Et merde. J'suis si seule que ça? C'est trop con je sais. Mais en ce moment tout est source de larmes. Alors que vous viviez votre jeunesse à fond, un oreiller s'imbibait d'eau salée. Au moins, ça a le mérite d'être clair. Ça forge, comme on dit. Je sais que c'est mon défaut, mais je crois trop en l'espèce humaine. C'est bien au fond, car il fallait bien que toutes ces illusions s'effondrent un jour ou l'autre. Je rage, j'ai envie de tout faire péter. Mais j'peux pas. FAUT PAS. C'est pas normal. Tu ne dois pas.

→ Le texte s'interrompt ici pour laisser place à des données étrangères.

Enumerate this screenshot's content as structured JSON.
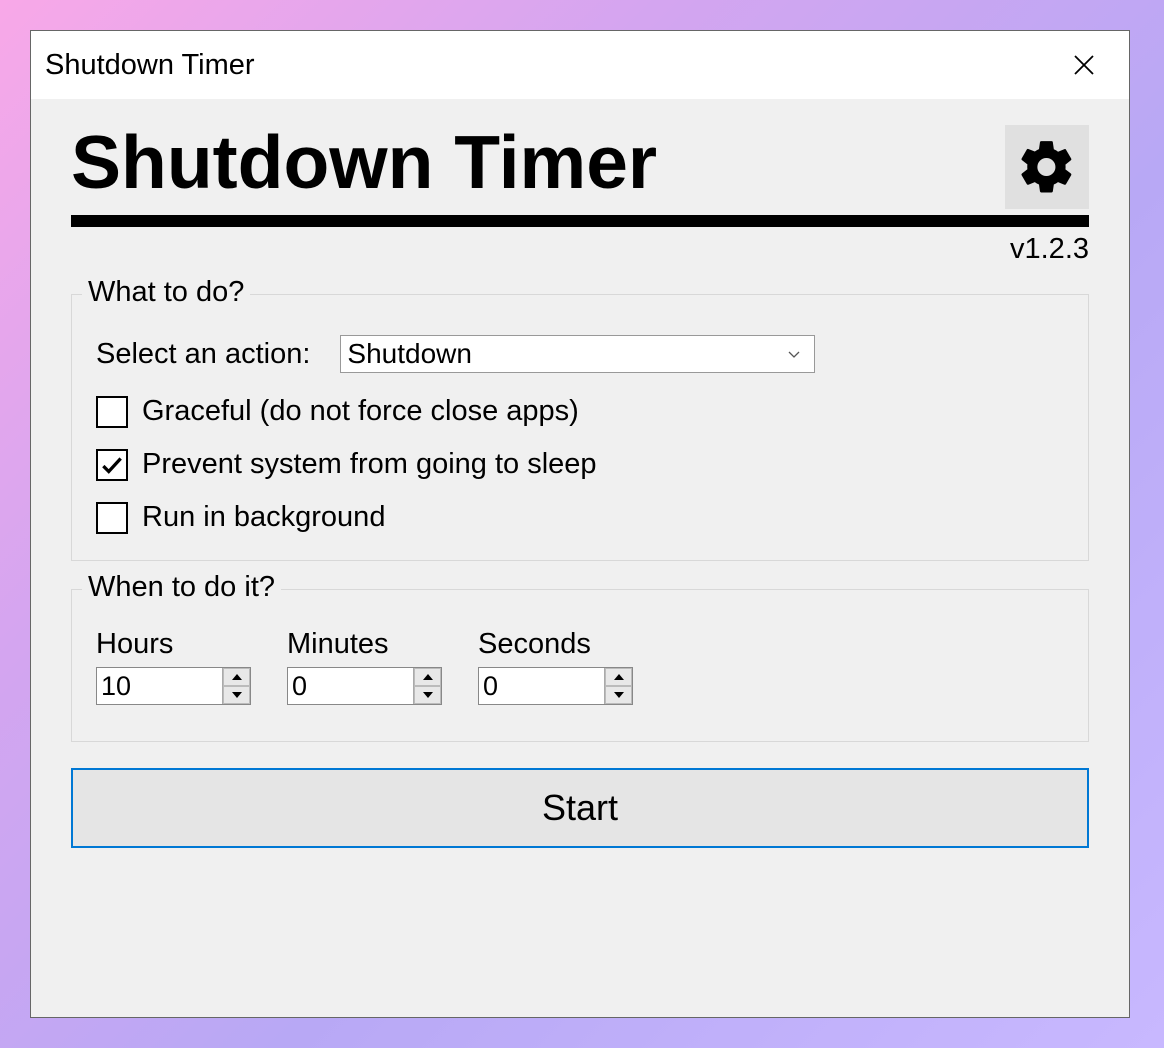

Faut pleurer à un enterrement, mais faut pas pleurer sans raison. Moi faut croire que j'ai choisi de pleurer tout le temps. Je ne pense pas publier cette écriture kilométrique, qui pourrait faire polémique. Quoique. Qui lira ça? Qui comprendra? T'es seule Clara, n'oublie pas. J'pensais pas que c'était si facile de faire du mal aux gens. Il suffit d'un mot au final. Waw. J'aurai pas pensé.
Hier soir, avant de sécher mes larmes, j'ai séché celles d'une autre. Qui a mal, elle-aussi. On se ressemble plus que ce que je n'aurai cru. Comme je comprends maintenant. Tout ce qui nous entoure est si vulnérable. En trois jours, une vie peut disjoncter, comme ça. Au fond il n'y a plus que toi. Moi. Être pensant. P'tet même que tout ce qui m'entoure n'est que fruit de mon imagination. Ah mais non, un philosophe -j'sais plus qui- a démontré le contraire. Soit.
J'écris plus, je dors plus, je fais des listes. Ta vie ne peut pas être parfaite, putain!, me crie sans cesse la voix. Mais j'arrive pas à me raisonner. C'est comme ça. Quand ça va pas, j'fais une liste, et d'un coup tout s'apaise. Comme si j'effleurai la perfection du bout des doigts. Mon texte, si c'en est un, part dans tous les sens. Faut croire qu'il reflète bien ce qui se passe dans mon bide en ce moment. C'est le bordel.
J'veux retrouver le sourire de ma grand-mère. Rendez-le moi. Maintenant.
Comment voulez-vous que je continue ? Que j'avance ? J'peux même pas reculer tellement je suis figée sur place.
Et merde.
samedi 27 août 2011
Vous savez quoi ? J'ai coché toutes les cases. Oui, j'ai rempli mes objectifs. Ce soir, j'ai pu jeter une liste toute griffonnée à la poubelle. Si c'est pas beau ?
Si vous me connaissez, vous comprendrez. Comme ça a changé. Comme ça va. De mieux en mieux.
Fallait dire plus tôt qu'il suffisait de ranger une chambre pour que, dans la tête aussi, tout se mette en ordre.
Je vous laisse, j'ai un train à prendre. Cette fois, il ne partira pas sans moi.